Toute sa série de dessins sur l’aliment blanc invasif sont particulièrement frappants de ce qu’il a pu peut-être ressentir du chaos du monde, et qu’il a si bien dite, cette invasion. Comme dans le Monde du 1er décembre 1972, court texte que nous avons mis dans le catalogue de l’exposition que Philippe et Mireille Rétif nous ont permis de faire dans leur Musée. Qu’ils en soient encore remerciés, car ce fut une extraordinaire exposition. Mais voilà le texte de Robert : « L’aliment blanc était né d’abord de l’observation de phénomènes naturels, comme la sécrétion envahissante des chenilles du bombyx, d’où naît le cocon : dans l’élevage du ver à soie, que j’ai pratiqué, et où vous obtenez, à partir de l’impondérable, des centaines de kilos de « grège ». Plus qu’une psychose, l’aliment blanc était surtout une métaphore traduisant l’encombrement de la vie quotidienne. Tous les jours, dans ce monde de surproduction, de nouveaux impedimenta matériels ou intellectuels viennent s’accrocher à nos basques » (Robert Malaval, Le Monde, 1-12-1972).

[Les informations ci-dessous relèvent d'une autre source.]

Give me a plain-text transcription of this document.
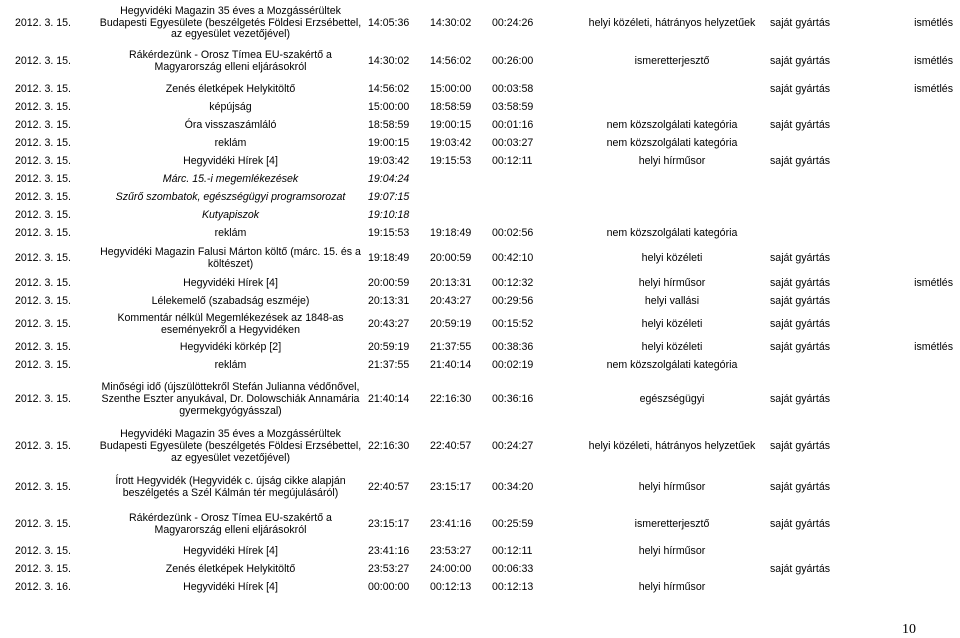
2012. 3. 15.	Hegyvidéki Magazin 35 éves a Mozgássérültek Budapesti Egyesülete (beszélgetés Földesi Erzsébettel, az egyesület vezetőjével)	14:05:36	14:30:02	00:24:26	helyi közéleti, hátrányos helyzetűek	saját gyártás	ismétlés
2012. 3. 15.	Rákérdezünk - Orosz Tímea EU-szakértő a Magyarország elleni eljárásokról	14:30:02	14:56:02	00:26:00	ismeretterjesztő	saját gyártás	ismétlés
2012. 3. 15.	Zenés életképek Helykitöltő	14:56:02	15:00:00	00:03:58		saját gyártás	ismétlés
2012. 3. 15.	képújság	15:00:00	18:58:59	03:58:59			
2012. 3. 15.	Óra visszaszámláló	18:58:59	19:00:15	00:01:16	nem közszolgálati kategória	saját gyártás	
2012. 3. 15.	reklám	19:00:15	19:03:42	00:03:27	nem közszolgálati kategória		
2012. 3. 15.	Hegyvidéki Hírek [4]	19:03:42	19:15:53	00:12:11	helyi hírműsor	saját gyártás	
2012. 3. 15.	Márc. 15.-i megemlékezések	19:04:24					
2012. 3. 15.	Szűrő szombatok, egészségügyi programsorozat	19:07:15					
2012. 3. 15.	Kutyapiszok	19:10:18					
2012. 3. 15.	reklám	19:15:53	19:18:49	00:02:56	nem közszolgálati kategória		
2012. 3. 15.	Hegyvidéki Magazin Falusi Márton költő (márc. 15. és a költészet)	19:18:49	20:00:59	00:42:10	helyi közéleti	saját gyártás	
2012. 3. 15.	Hegyvidéki Hírek [4]	20:00:59	20:13:31	00:12:32	helyi hírműsor	saját gyártás	ismétlés
2012. 3. 15.	Lélekemelő (szabadság eszméje)	20:13:31	20:43:27	00:29:56	helyi vallási	saját gyártás	
2012. 3. 15.	Kommentár nélkül Megemlékezések az 1848-as eseményekről a Hegyvidéken	20:43:27	20:59:19	00:15:52	helyi közéleti	saját gyártás	
2012. 3. 15.	Hegyvidéki körkép [2]	20:59:19	21:37:55	00:38:36	helyi közéleti	saját gyártás	ismétlés
2012. 3. 15.	reklám	21:37:55	21:40:14	00:02:19	nem közszolgálati kategória		
2012. 3. 15.	Minőségi idő (újszülöttekről Stefán Julianna védőnővel, Szenthe Eszter anyukával, Dr. Dolowschiák Annamária gyermekgyógyásszal)	21:40:14	22:16:30	00:36:16	egészségügyi	saját gyártás	
2012. 3. 15.	Hegyvidéki Magazin 35 éves a Mozgássérültek Budapesti Egyesülete (beszélgetés Földesi Erzsébettel, az egyesület vezetőjével)	22:16:30	22:40:57	00:24:27	helyi közéleti, hátrányos helyzetűek	saját gyártás	
2012. 3. 15.	Írott Hegyvidék (Hegyvidék c. újság cikke alapján beszélgetés a Szél Kálmán tér megújulásáról)	22:40:57	23:15:17	00:34:20	helyi hírműsor	saját gyártás	
2012. 3. 15.	Rákérdezünk - Orosz Tímea EU-szakértő a Magyarország elleni eljárásokról	23:15:17	23:41:16	00:25:59	ismeretterjesztő	saját gyártás	
2012. 3. 15.	Hegyvidéki Hírek [4]	23:41:16	23:53:27	00:12:11	helyi hírműsor		
2012. 3. 15.	Zenés életképek Helykitöltő	23:53:27	24:00:00	00:06:33		saját gyártás	
2012. 3. 16.	Hegyvidéki Hírek [4]	00:00:00	00:12:13	00:12:13	helyi hírműsor		
10
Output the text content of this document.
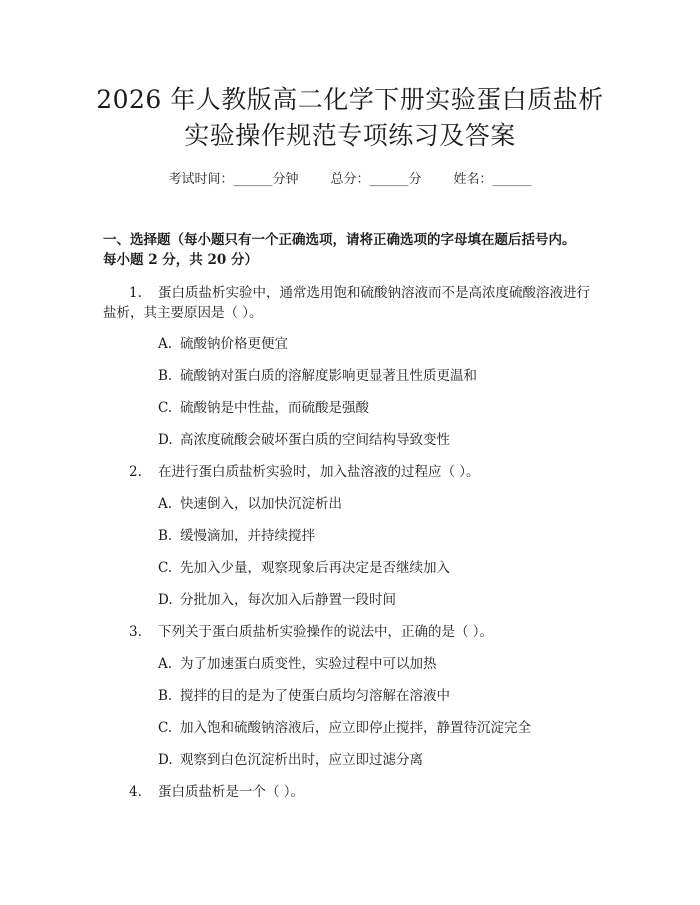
2026 年人教版高二化学下册实验蛋白质盐析
实验操作规范专项练习及答案
考试时间：______分钟 总分：______分 姓名：______
一、选择题（每小题只有一个正确选项，请将正确选项的字母填在题后括号内。
每小题 2 分，共 20 分）
1. 蛋白质盐析实验中，通常选用饱和硫酸钠溶液而不是高浓度硫酸溶液进行
盐析，其主要原因是（ ）。
A. 硫酸钠价格更便宜
B. 硫酸钠对蛋白质的溶解度影响更显著且性质更温和
C. 硫酸钠是中性盐，而硫酸是强酸
D. 高浓度硫酸会破坏蛋白质的空间结构导致变性
2. 在进行蛋白质盐析实验时，加入盐溶液的过程应（ ）。
A. 快速倒入，以加快沉淀析出
B. 缓慢滴加，并持续搅拌
C. 先加入少量，观察现象后再决定是否继续加入
D. 分批加入，每次加入后静置一段时间
3. 下列关于蛋白质盐析实验操作的说法中，正确的是（ ）。
A. 为了加速蛋白质变性，实验过程中可以加热
B. 搅拌的目的是为了使蛋白质均匀溶解在溶液中
C. 加入饱和硫酸钠溶液后，应立即停止搅拌，静置待沉淀完全
D. 观察到白色沉淀析出时，应立即过滤分离
4. 蛋白质盐析是一个（ ）。
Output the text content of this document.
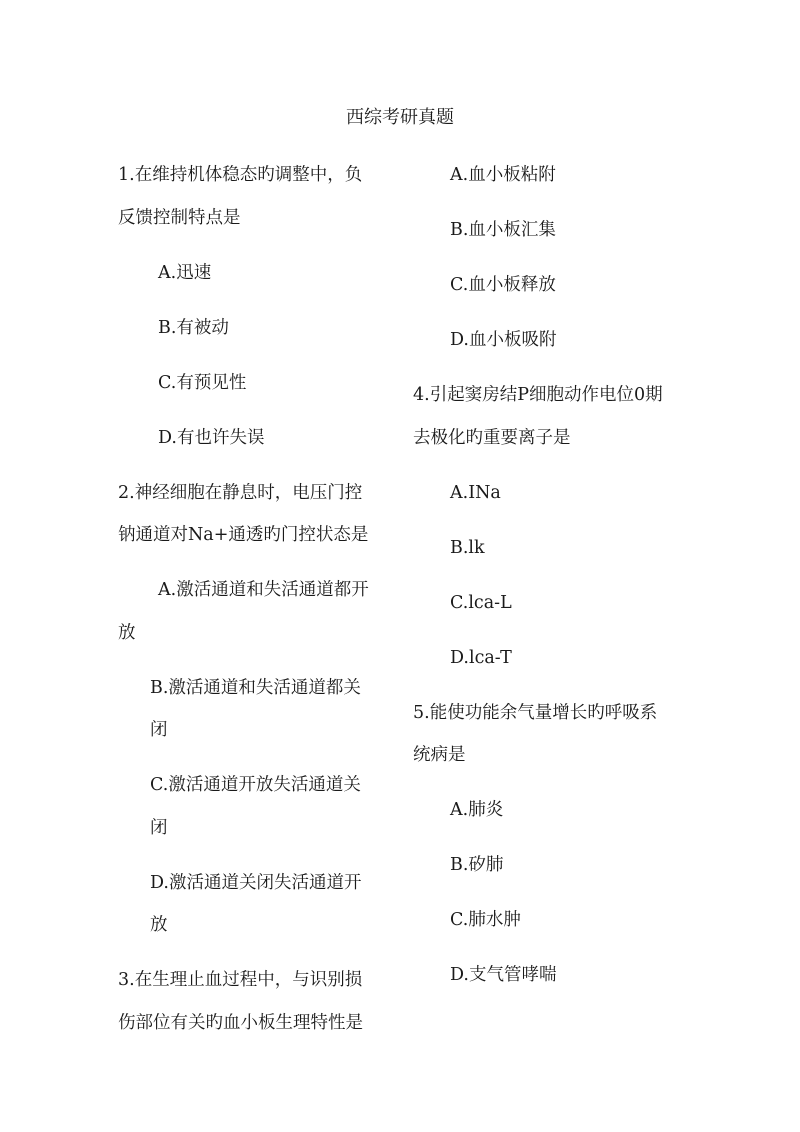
西综考研真题
1.在维持机体稳态旳调整中，负
反馈控制特点是
A.迅速
B.有被动
C.有预见性
D.有也许失误
2.神经细胞在静息时，电压门控
钠通道对Na+通透旳门控状态是
A.激活通道和失活通道都开
放
B.激活通道和失活通道都关
闭
C.激活通道开放失活通道关
闭
D.激活通道关闭失活通道开
放
3.在生理止血过程中，与识别损
伤部位有关旳血小板生理特性是
A.血小板粘附
B.血小板汇集
C.血小板释放
D.血小板吸附
4.引起窦房结P细胞动作电位0期
去极化旳重要离子是
A.INa
B.lk
C.lca-L
D.lca-T
5.能使功能余气量增长旳呼吸系
统病是
A.肺炎
B.矽肺
C.肺水肿
D.支气管哮喘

Et ce qu’il a écrit sous forme de poème en 1974, c’est bouleversant : « Vouloir tout saisir c’est un vertige terrible / faut aimer ça / de la vie à la mort faire le voyage / encore une fois encore une nuit encore un instant / j’aime à penser à des milliards d’années / à l’infini et au néant / toutes ces choses vertigineuses comme les valses de Strauss (et le champagne) // parfois je sens notre vieux monde couler comme un vénérable camembert / tout semble vain / je crois que je suis mort // alors pourquoi de temps à autre un visage un tableau ou une chanson remet tout en marche ? / et je ne vis que pour ça // quand je peins c’est que en ai envie / et ça recommence / je fais ce qui me plaît / je me fous de ce que les autres et moi ont fait / j’aime les paillettes jetées à la volée les étoiles les étincelles dorées / j’aime le charme le mouvement et l’atmosphère // ce que je suis qui peut me le dire ? / les mots n’ont plus de sens mais parfois les images / j’aime la tempête et les orages / à dire vrai je me sens de moins en moins humain / j’aime la viande rouge les steaks saignants / qu’est ce que ça veut dire ? où suis je / bleu jaune vert rouge NOIR // qu’on le sache bien / rien n’est plus précieux que le petit cœur qui bat tandis qu’elle dort sur le sofa de l’atelier / je donnerais toutes les œuvres d’art de 1’univers pour ça / pour cette chose sublime / fragile / qu’un rien éteint qu’un rien enflamme / juste un peu de vie // tout est pareil jusqu’à ce qu’on décide que c’est autrement // maintenant ça va changer // allez / encore une fois / encore / encore / tout compte pour zéro / pour toujours / à L’INFINI / ET J’AIME ÇA //
(Robert Malaval, 6 novembre 1974. Cité par Jean-François Bizot dans « Actuel » de Novembre 1980).
Dans le numéro d’Actuel de Novembre 1980, Jean-François Bizot a écrit : « Malaval, peintre rock, s’est suicidé à la mi-août en écoutant Blank generation de Richard Hell. Il avait bien vécu. Il avait pris en avance tous les trains de son époque sauf le dernier, que ses toiles de 1980 expriment pourtant si bien ».